Todo prístino, a pesar de que el Danubio de azul no tiene nada, pero hasta ahora la visita ha resultado fantástica con buena mezcla de ciudades importantes alternadas con otras más pequeñas y, como ya les conté montones de pueblitos en el camino. No hemos atracado en todos pues para eso se necesitarían semanas, pero en los que se detuvo el barco para dejarnos recorrer el área por un par de horas, pasamos ratos muy agradables y en uno, pudimos hasta visitar el cementerio. Ya saben cómo me gustan los cementerios.

Llevamos un poquito más de la mitad del camino recorrido y hemos pasado por Hungría, Eslovaquia, Austria y estamos por llegar a Alemania. Un muestrario en todo el sentido de la palabra. Hemos comido como si nos hubieran avisado de la pronta llegada de un guerra o una hambruna, pero igualmente hemos caminado miles de pasos según los relojes de quienes llevan esa cuenta así que pienso que estamos ´ras con tas´.

Y de la misma forma en que hemos alternado pueblos y aldeas con grandes ciudades igualmente hemos combinado todo tipo de experiencias. Ayer, por ejemplo, en Viena recorrimos la ciudad, luego comimos Wiener Schnitzel —ya saben bisté apanado en panameño— aunque el degustarlo de ternera hace una gran diferencia, visitamos el palacio Belvedere porque tenía ganas locas de ver la colección de Gustav Klimt, la cual no decepcionó para nada. Sumen a eso que el palacio en sí es bellísimo así es que conseguimos dos experiencias por el precio de una. Mi socia tomó té en una plaza y comió Sacher Torte —cada uno con su antojo— y por último fuimos a un recital con música de Strauss, cantos y bailes locales. Un día redondito.

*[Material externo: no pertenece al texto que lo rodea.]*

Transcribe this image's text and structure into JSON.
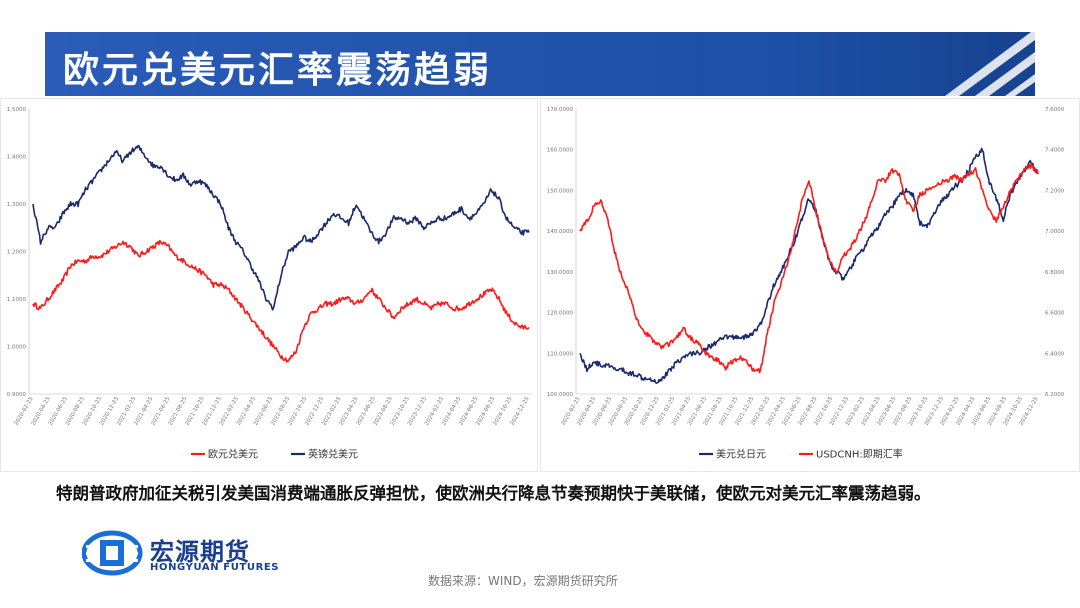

Hoy en Durnstein, además de probar de todo hecho de albaricoque —licorcitos, jabones, mostazas, mermeladas— pasamos brevemente por el pequeño cementerio que data de quien sabe cuándo, pero como es primavera las tumbas estaban todas bellamente decoradas con flores plantadas en toda el área central. Se notaba más alegre que triste con sus begonias coloradas y demás plantas, porque no son ramitos de flores los que llevan a sus muertos son minijardines en regla.

Estamos por llegar a la Abadía de Melk y tengo gran expectativa pues siempre he sentido especial atracción por este tipo de destino. No solo por la historia que encierran, sino también porque los monjes suelen ser muy talentosos para preparar todo tipo de menjurjes desde comidas hasta vinos, perfumes, jabones y otros inventos. Normalmente habría buscado información acerca del lugar, pero en esta ocasión opté por dejarme sorprender. Ya les contaré.

Por lo pronto, seguiré admirando el hermoso paisaje que se nos presenta en este tramo del recorrido.

* Las opiniones emitidas en este escrito son responsabilidad exclusiva de su autora.